HOLOPIS.COM, JAKARTA – Wacana BPH Migas akan memperketat penggunaan Bahan Bakar Minyak (BBM) jenis Pertalite berhasil memicu reaksi beragam dari para pengguna mobil. Mobil-mobil yang dilarang yaitu mesin di atas 2.000 cc dan sepeda motor 250 cc. Artinya mobil mesin 2.000 cc ke bawah diperbolehkan menenggak BBM Pertalite termasuk mobil harga terjangkau dan ramah lingkungan (Low Cost Green Car/LCGC).

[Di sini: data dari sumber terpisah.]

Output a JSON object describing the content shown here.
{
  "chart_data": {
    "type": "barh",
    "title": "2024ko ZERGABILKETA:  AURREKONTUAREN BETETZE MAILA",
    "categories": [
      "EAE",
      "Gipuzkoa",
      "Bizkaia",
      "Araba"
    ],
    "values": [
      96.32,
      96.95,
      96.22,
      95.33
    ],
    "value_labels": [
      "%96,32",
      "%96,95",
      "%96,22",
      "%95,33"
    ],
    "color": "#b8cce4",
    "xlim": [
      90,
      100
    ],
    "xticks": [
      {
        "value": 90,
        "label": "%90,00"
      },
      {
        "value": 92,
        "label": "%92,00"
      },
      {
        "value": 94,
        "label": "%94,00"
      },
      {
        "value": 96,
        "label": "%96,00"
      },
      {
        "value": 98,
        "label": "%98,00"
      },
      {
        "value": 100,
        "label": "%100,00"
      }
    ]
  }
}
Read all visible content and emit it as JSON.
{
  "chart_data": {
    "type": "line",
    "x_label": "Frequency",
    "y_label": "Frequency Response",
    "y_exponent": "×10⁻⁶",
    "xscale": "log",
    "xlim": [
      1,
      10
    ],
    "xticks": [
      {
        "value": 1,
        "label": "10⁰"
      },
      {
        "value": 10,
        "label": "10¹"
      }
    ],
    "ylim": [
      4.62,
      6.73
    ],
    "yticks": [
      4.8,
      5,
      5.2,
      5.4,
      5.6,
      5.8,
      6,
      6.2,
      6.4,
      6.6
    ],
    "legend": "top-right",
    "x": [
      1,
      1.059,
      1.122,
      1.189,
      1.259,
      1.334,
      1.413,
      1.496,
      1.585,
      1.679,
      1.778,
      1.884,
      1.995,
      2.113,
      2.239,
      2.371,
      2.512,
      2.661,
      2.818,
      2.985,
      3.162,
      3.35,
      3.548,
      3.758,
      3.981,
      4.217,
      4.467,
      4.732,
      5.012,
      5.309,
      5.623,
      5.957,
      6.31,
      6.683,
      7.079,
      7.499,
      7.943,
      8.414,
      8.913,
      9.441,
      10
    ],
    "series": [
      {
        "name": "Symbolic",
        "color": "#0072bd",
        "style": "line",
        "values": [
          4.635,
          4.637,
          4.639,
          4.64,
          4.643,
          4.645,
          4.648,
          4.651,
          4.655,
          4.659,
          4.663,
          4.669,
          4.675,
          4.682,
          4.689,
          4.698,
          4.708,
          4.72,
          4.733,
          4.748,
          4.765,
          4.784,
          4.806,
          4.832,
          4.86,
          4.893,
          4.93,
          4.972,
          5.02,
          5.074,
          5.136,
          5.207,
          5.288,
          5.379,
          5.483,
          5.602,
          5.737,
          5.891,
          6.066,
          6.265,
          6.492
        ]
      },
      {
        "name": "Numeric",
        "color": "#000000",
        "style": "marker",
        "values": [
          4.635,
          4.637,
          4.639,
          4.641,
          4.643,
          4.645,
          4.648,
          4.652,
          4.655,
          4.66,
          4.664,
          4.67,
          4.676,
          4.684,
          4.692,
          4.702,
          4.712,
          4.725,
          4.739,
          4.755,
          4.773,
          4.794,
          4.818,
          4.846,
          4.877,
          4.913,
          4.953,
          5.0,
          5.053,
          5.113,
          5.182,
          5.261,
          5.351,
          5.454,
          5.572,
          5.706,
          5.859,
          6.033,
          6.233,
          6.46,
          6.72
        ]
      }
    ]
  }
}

Kendati demikian untuk diingat LCGC bukan produk yang didesain untuk menggunakan BBM jenis Pertalite. Sejak awal diluncurkan, LCGC direkomendasikan memakai BBM minimal RON92 atau jenis Pertamax.

Hal itu sudah tertuang dalam regulasi di antaranya adalah kapasitas mesin yang berkisar antara 980-1.200 cc untuk mengejar efisiensi 20 kilometer per liter.

Ketentuan itu tercantum dalam Peraturan Menteri Perindustrian No. 33/M-IND/PER/7/2013 tentang Pengembangan Produksi Kendaraan Bermotor Roda Empat yang Hemat Energi dan Harga Terjangkau (PPKB).

Aturan soal BBM minimal untuk LCGC bermesin bensin tertulis pada Pasal 2 ayat 2a.

Sedangkan aturan tentang penggunaan minimal bahan bakar minyak RON 92 juga tertulis dalam Peraturan Direktur Jendral Industri Unggulan Berbasis Teknologi Tinggi No. 25/IUBTT/PER/7/2013 tentang Petunjuk Teknis PPKB. Ini wajib dipenuhi produsen LCGC agar mendapat fasilitas keringanan Pajak Penjualan atas Barang Mewah (PPnBM) dari pemerintah.

Di satu sisi penggunaan BBM jenis Pertamax untuk produk LCGC disebut ada keuntungannya. LCGC sejenis Agya, Ayla, Brio Satra, Suzuki Karimun Wagon R misalnya.

Contoh pabrikan otomotif Jepang, Toyota. Pabrikan mengklaim Agya telah mengantongi rasio kompresi di atas 10;1, dan membutuhkan bensin dengan RON 92.

Pemanfaatan BBM sesuai rekomendasi pabrikan bertujuan untuk kesempurnaan proses pembakaran di dalam ruang bakar mesin. Seperti diketahui, mesin mobil zaman now memiliki rasio kompresi yang tinggi.

Sedangkan BBM dengan nilai oktan yang lebih rendah memiliki sifat mudah terbakar, sehingga jika dipakai pada mesin modern Toyota malah akan terbakar sendiri sebelum busi memercikkan api sesuai siklus kerja mesin alias knocking. Efeknya beragam mulai dari penggunaan BBM yang tak efisien, mobil kehilangan performa sampai pada gangguan mesin seperti knocking.

Dan bila dibiarkan menggunakan BBM yang tak sesuai rekomendasi, dalam jangka panjang mesin lebih cepat kelelahan, sehingga mempercepat proses kerusakan komponen dalam mesin.